There are probably several good things about Lee Atwater, but it is his plain bad ones that fit him for his job. He incarnates the Mean Country South (MCS). His spirit draws its force from those lines in “Black Mountain Blues” about being “bound for Black Mountain with my razor and my gun / Gonna cut him if he stands still and shoot him if he run.”
Black Mountain was a mythical settlement to which strong men of color repaired to escape reprisal for conduct too unsettling for precincts more sedate. Its immortality was established in the black blues tradition, but the Mean Country South has always been an interracial establishment.
White MCS had been until lately the poliltical property of Democrats. Lyndon Johnson had more than a trace of it. Senator John McClellan (D-Ark.) embodied it and Representative Jack Brooks of Texas radiates it still. The southern Republicans have never until now been up to it, although Strom Thurmond, just by being peevish, used to pick up a few unearned points from observers unfamiliar with the real thing. But Atwater is MCS in bone and sinew.
It is an in-no-way-unexpected irony that this master at capturing white fears should be himself in permanent thrall to the black style, indifferent to rock and roll and rooted in the rhythm and blues that was its source. It is his particular prideful memory that, when he played guitar in high school in South Carolina, he now and then served as backup for Percy Sledge. (At the inaugural, he put on a rhythm and blues evening, to which the President came.)
The blues came up in a conversation that was not, so to say, going swimmingly several weeks ago, when Atwater looked at me as if I was about to pay my respects to Buddy Holl. But then I made references of profounder cultural deeps. His wariness gave way to community, and we commenced to rejoice in an otherwise nonexistent mutuality of taste until he said that the blues for him was the Chicago School and he didn’t mean George Shultz and Milton Friedman.
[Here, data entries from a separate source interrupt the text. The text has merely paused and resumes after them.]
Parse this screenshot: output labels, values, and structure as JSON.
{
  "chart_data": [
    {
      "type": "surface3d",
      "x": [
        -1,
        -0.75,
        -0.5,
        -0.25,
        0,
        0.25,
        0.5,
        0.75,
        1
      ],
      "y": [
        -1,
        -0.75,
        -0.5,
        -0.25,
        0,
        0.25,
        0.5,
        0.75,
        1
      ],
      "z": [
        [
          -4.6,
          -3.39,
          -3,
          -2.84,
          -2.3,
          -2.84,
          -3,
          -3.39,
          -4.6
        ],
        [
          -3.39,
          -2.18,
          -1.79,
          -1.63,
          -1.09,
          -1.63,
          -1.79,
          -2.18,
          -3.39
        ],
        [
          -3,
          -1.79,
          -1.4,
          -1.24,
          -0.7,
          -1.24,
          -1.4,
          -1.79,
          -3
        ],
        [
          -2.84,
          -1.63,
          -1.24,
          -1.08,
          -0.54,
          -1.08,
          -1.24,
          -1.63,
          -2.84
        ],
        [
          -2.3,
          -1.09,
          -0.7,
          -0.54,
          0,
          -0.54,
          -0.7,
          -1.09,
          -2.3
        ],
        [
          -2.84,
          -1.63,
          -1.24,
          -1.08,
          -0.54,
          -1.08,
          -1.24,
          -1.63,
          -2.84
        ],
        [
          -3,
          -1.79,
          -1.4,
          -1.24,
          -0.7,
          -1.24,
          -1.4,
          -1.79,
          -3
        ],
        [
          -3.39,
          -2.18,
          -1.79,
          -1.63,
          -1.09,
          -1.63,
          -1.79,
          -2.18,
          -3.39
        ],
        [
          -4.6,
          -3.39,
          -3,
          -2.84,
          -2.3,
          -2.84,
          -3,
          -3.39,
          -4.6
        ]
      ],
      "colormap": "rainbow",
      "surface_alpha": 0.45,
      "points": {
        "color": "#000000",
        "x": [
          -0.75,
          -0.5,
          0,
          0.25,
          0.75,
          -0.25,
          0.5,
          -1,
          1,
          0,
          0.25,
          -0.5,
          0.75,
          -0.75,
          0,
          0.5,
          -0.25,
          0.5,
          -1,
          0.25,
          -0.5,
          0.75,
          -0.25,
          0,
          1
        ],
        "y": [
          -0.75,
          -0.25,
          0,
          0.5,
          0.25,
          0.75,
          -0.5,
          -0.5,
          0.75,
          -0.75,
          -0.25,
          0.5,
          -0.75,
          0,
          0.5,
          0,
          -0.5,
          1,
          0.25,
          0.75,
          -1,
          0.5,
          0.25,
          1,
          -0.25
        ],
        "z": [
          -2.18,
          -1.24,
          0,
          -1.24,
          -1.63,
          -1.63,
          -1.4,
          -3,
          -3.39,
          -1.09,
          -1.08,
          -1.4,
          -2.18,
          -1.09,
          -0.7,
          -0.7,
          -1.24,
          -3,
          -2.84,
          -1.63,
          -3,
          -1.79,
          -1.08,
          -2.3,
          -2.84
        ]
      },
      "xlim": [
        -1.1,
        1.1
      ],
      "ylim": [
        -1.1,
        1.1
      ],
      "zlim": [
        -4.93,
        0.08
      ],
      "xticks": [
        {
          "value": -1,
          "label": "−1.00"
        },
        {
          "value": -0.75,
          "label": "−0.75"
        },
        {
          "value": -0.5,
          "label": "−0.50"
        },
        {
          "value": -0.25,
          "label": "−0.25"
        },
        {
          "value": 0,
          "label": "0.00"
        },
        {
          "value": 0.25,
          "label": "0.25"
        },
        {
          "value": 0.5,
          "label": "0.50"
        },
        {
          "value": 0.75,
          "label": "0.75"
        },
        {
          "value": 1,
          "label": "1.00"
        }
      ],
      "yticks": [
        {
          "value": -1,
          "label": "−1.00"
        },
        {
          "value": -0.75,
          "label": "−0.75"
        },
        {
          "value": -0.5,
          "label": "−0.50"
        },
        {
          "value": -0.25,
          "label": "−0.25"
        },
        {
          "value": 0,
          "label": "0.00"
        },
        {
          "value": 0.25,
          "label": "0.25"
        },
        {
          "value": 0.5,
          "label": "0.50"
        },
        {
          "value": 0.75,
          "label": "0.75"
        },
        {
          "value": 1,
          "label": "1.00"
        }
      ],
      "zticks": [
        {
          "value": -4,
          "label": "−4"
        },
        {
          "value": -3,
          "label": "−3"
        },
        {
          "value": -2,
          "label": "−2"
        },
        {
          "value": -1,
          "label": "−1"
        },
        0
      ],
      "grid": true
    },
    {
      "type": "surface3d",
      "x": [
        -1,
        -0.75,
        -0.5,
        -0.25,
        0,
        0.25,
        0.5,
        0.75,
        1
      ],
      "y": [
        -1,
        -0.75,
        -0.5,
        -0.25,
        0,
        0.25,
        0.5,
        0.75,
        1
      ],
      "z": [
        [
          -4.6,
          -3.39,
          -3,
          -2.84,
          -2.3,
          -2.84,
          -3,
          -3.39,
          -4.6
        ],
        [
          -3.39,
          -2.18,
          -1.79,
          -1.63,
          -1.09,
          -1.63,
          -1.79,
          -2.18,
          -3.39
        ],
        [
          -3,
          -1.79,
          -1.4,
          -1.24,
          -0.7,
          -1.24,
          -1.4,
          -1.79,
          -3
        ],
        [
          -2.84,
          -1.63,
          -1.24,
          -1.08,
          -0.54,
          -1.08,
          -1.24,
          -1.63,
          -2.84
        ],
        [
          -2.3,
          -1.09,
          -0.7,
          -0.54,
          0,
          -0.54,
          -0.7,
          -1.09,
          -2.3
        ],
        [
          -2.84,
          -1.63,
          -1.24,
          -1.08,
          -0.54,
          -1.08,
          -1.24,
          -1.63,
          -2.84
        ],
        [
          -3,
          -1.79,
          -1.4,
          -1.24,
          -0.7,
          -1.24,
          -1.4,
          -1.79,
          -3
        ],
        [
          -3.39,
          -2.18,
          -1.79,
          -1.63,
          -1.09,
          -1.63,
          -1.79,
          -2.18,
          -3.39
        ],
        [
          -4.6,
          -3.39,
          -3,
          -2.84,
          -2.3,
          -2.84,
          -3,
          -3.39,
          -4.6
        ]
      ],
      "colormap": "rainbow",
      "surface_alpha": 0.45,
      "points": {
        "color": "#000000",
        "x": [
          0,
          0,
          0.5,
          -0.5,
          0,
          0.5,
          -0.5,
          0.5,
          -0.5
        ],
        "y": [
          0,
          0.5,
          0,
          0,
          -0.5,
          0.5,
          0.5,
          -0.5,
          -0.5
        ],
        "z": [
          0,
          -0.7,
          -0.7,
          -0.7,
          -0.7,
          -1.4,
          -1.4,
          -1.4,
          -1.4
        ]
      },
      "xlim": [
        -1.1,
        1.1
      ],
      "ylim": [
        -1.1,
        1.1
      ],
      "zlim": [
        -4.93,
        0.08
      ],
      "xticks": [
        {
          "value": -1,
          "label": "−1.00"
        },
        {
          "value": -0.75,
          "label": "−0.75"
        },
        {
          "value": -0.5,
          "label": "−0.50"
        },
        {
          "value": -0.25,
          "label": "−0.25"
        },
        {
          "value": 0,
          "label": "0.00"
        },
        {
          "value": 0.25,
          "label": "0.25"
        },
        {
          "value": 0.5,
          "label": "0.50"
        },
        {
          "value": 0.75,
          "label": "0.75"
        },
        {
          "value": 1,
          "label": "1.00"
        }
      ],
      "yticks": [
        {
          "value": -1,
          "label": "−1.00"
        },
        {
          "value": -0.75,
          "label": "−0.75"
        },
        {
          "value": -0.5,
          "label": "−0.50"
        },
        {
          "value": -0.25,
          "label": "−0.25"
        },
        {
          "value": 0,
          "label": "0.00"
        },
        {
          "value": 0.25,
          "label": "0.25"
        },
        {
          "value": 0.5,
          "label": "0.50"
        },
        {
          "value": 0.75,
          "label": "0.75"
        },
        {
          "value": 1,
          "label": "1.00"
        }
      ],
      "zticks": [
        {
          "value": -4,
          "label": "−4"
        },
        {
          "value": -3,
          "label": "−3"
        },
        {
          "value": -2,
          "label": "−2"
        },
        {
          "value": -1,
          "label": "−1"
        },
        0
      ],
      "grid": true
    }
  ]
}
The Chicago blues? That’s the rawest stuff still available on the planet. Set a rapper next to artists this fierce and you’d think he was singing madrigals. To confront them in full cry means to teeter continually between gratification and alarm for the skin. I have seen drummers among them who were fortunate not to have been mistakenly identified as Willie Horton.
No one needs to apologize for placing Chicago blues at the heart of his aesthetic sensibilities. Still it might seem an odd taste in the political craftsman who used the image of Willie Horton to frighten so much of the electorate out of what wits had previously been as its disposal.
It is not, of course, odd at all. If you took away his deeds of darkness and restored him to a preceriminal condition, you would have a Willie Horton with the walk and talk that bespeak MCS and call out to Lee Atwater as brother to brother.
And so, true to his nature, Atwater took this image of what he most cherishes and waved it like a bloody shirt before a constituency that, since its members are so unlike him, was guaranteed to hate it. Running against your inner self is the ultimate refinement for a politician. But even so, Lee Atwater must sometimes feel lonely when he gazes down upon the Republican National Committee assembled at his call.